Oltre al danno la beffa, verrebbe da pensare come prima cosa. Maria Cristina Manca, 61 anni, di Usini, non sa se provare più rabbia o delusione per quello che le è capitato. Due processi e una medesima accusa: peculato. Secondo il pm si sarebbe impossessata – all’epoca in cui era direttrice degli uffici di Mores e di Uri – dei soldi di due clienti prelevandoli dai loro libretti di risparmio. Per la prima vicenda, nel 2014 venne condannata in primo grado a tre anni e sei mesi di reclusione con interdizione perpetua dai pubblici uffici, in appello fu assolta «per non aver commesso il fatto». Per quanto riguarda Uri, invece, venne direttamente assolta in primo grado «perché il fatto non sussiste», scrissero i giudici. Dopo sei anni terribili durante i quali ha dovuto difendersi nelle aule del tribunale «da accuse infamanti che mi hanno fatto passare le notti in bianco», arriva un’altra doccia gelida: «Poste italiane anziché chiedermi scusa per un palese errore che di certo non è attribuibile alla mia persona, vorrebbe un risarcimento con gli interessi. Tutto questo nonostante due giudici mi abbiano scagionato dalle accuse e le due sentenze non siano state impugnate dall’azienda». Uno dei clienti, infatti, fece causa a Poste Italiane che fu costretta a restituirgli oltre 11mila euro.

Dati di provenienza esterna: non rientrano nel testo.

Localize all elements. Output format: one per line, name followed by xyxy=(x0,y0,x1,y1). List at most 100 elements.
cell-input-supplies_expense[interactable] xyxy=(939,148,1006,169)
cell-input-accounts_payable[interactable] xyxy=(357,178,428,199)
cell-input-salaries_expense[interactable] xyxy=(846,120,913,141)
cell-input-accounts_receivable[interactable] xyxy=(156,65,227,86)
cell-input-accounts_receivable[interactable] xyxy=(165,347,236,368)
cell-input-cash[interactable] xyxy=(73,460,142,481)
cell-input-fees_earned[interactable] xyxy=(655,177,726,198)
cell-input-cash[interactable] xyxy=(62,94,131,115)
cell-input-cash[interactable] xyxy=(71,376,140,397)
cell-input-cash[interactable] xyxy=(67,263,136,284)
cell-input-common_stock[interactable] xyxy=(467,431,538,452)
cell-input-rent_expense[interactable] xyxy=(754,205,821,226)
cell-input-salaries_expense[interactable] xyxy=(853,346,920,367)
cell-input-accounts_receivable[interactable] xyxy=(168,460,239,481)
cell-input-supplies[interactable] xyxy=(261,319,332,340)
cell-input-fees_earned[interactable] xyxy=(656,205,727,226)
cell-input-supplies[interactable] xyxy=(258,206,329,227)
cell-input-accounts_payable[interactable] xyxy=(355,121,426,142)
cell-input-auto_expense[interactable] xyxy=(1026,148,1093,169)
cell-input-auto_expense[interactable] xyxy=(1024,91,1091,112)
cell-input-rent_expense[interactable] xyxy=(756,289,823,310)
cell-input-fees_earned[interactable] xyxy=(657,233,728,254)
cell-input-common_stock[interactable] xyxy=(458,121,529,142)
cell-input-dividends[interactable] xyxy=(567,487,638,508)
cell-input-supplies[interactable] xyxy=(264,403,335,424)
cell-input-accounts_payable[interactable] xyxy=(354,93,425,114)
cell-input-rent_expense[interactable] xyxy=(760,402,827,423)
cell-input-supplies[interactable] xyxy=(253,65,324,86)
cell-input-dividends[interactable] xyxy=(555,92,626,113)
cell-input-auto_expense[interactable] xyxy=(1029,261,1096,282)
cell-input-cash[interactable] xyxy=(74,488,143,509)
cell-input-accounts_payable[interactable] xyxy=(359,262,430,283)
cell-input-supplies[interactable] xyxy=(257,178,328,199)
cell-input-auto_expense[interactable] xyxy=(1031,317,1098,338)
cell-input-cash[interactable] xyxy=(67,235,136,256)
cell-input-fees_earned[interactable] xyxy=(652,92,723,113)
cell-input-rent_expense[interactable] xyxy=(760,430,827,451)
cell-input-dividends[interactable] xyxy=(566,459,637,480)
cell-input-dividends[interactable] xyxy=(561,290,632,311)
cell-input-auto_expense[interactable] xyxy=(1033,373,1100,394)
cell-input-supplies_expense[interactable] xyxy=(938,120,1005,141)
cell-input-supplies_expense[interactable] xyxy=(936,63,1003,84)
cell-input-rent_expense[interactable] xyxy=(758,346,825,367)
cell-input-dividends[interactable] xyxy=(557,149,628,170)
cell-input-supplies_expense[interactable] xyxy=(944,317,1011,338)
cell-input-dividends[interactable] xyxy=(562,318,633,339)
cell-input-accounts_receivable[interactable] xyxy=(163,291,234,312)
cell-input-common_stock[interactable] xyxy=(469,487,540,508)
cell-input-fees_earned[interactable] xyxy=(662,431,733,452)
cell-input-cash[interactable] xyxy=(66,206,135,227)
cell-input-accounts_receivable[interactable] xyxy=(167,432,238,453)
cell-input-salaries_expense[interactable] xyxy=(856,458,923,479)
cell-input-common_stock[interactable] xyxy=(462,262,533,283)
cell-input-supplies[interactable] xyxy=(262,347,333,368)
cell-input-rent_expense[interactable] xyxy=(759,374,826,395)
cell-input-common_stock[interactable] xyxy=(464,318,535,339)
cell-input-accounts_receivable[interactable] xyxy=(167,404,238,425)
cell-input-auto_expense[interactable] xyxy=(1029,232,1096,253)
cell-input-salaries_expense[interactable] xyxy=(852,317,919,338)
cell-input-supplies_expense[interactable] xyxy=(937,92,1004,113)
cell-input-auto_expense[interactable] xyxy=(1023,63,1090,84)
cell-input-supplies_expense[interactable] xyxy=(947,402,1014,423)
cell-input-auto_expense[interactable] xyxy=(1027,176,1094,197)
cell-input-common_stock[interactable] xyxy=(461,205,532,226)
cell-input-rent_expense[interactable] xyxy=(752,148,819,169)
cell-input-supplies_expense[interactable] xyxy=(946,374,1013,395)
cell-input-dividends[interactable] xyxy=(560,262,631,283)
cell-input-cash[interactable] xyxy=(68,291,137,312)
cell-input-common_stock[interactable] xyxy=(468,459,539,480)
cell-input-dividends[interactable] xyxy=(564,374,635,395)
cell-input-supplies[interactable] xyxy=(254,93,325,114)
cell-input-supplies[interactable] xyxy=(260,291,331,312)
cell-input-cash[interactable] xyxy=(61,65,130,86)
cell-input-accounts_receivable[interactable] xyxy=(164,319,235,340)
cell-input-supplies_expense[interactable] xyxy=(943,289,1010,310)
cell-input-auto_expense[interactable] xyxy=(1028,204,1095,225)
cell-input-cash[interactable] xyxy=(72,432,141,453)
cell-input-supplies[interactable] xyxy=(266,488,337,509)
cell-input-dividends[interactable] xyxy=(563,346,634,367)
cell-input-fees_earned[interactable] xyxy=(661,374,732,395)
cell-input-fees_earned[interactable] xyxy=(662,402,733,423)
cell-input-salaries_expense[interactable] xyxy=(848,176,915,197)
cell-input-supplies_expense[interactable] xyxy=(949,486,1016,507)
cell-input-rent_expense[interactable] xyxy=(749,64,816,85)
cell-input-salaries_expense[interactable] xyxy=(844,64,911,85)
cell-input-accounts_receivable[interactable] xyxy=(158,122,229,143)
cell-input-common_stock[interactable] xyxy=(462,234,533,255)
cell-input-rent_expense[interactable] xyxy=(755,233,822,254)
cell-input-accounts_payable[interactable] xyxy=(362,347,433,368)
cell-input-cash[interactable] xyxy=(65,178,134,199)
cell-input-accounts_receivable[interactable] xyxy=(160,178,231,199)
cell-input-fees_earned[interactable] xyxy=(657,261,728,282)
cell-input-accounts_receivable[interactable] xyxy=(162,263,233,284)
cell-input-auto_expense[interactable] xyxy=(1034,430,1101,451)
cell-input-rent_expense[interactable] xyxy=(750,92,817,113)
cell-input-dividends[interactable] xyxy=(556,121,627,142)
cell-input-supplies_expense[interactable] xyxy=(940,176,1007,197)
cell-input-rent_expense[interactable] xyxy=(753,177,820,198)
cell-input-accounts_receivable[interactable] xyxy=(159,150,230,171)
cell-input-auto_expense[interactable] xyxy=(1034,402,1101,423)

Tutto comincia nel 2008. Un piccolo gruzzolo “sparisce” sul libretto di risparmio di un utente delle poste di Mores, nel passaggio tra la versione cartacea e quella elettronica. Un ammanco di poco più di 11mila euro che secondo la procura della Repubblica di Sassari si può spiegare solo con il prelievo di questo denaro da parte di chi non avrebbe dovuto: l’ex direttrice Maria Cristina Manca.

Ma la donna – che in tutta questa lunghissima vicenda giudiziaria è stata assistita dagli avvocati Rita Vallebella e Franca Lendaro – si è sempre difesa con forza. L’inchiesta era nata da una ispezione delle stesse Poste spa, che si era resa necessaria quando il proprietario del libretto, a febbraio 2008, si era presentato allo sportello. Aveva mostrato un foglio dove vengono riepilogati i dati salienti del libretto “elettronico” – intestatario e saldo – e al cassiere aveva chiesto di poter prelevare quasi tutti i circa 12mila euro che credeva di avere sul conto. Ma dopo aver controllato sul terminale, il cassiere gli aveva comunicato che quei soldi erano già stati presi. Il cliente era andato su tutte le furie, giurava di non aver mai prelevato quel denaro. Allora le Poste avevano inviato a Mores un ispettore da Roma, che dopo aver sentito gli altri dipendenti, aveva concluso per una (presunta) responsabilità della direttrice, e mandato una denuncia in Procura. L’imputata era stata condannata in primo grado e assolta in secondo. Tra le motivazioni del presidente Mariano Brianda una su tutte: la firma apposta sulle distinte di prelevamento era quella del titolare del libretto. E lui stesso l’aveva riconosciuta. I giudici, motivando la riforma della sentenza di primo grado, hanno parlato di «dati univoci, di natura obbiettiva, che minano insanabilmente l’ipotesi accusatoria, tramutandosi in elementi in favore dell’appellante».

Il caso di Uri è simile al precedente. La Manca viene accusata di essersi impossessata, secondo l'accusa, di circa 2500 euro prelevandoli dal libretto di un’anziana utente. Ma anche in quel caso l’equivoco era attribuibile al momento della conversione dei libretti cartacei in libretti on line. E infatti è stata assolta.